Amendments to the Takeover Act

Zagrebacka Banka d.d.
Summary: 
The Croatian Takeover Act has been amended to bring it in line with EU standards.
Fri, 13/12/2013

Influenced by the need to improve the legal framework of the takeover process as well as to remove certain obstacles identified while enforcing the law in practice, the Croatian Parliament adopted the amendments to the Act on Takeover of Joint Stock Companies (the Takeover Act), which will become applicable as of 15 December 2013.

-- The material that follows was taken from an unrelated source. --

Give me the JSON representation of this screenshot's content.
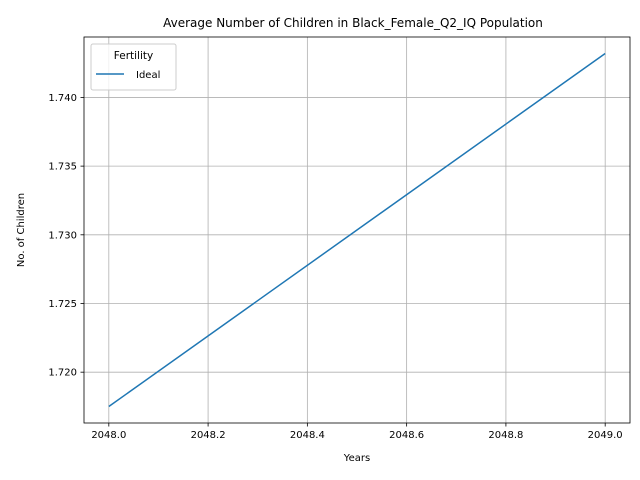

The most important changes in the legislation are as follows:

-       only joint stock companies, the  shares of which are listed on a regulated market (in Croatia or in another EU Member State) can be subjects to a takeover offer;

-       introduction of a single threshold of 25% (avoiding the previous mechanism to publish takeover offers multiple times);

-       the publication of the takeover offer is obligatory to take place only in the Official Gazette and through the market operator of the regulated market;

-       clearer definition of the relationship between investment and pension funds and their management companies with respect to joint action in a takeover offer;

-       voting rights will not be assigned (and will therefore not count for takeover purposes) to shares acquired exclusively for the sole purpose of executing clearing and settlement within the usual time frame for that on the relevant market;

-       shares held by custodians will not be seen as owned by theme, provided that they can exercise the voting rights attached to such shares only on the basis of the strict shareholder instructions received in writing or via electronic means;

-       voting rights will not be assigned to shares kept as positions in a trading book of a credit institution or an investment firm and shares acquired or disposed of by market makers;

-       the exemptions from the obligation to publish a takeover offer have been expanded and now include the cases of acquiring shares of a target company in the process of financial recovery;

-       introduction of an analysis of the fair value of the shares of the target company, audited by a certified auditor, for non-liquid shares to determine the final bid price in a takeover offer

Impact on investors: In effect from 15 December 2013, the amendments in the Croatian Takeover Act bring the local investor environment in line with established EU standards.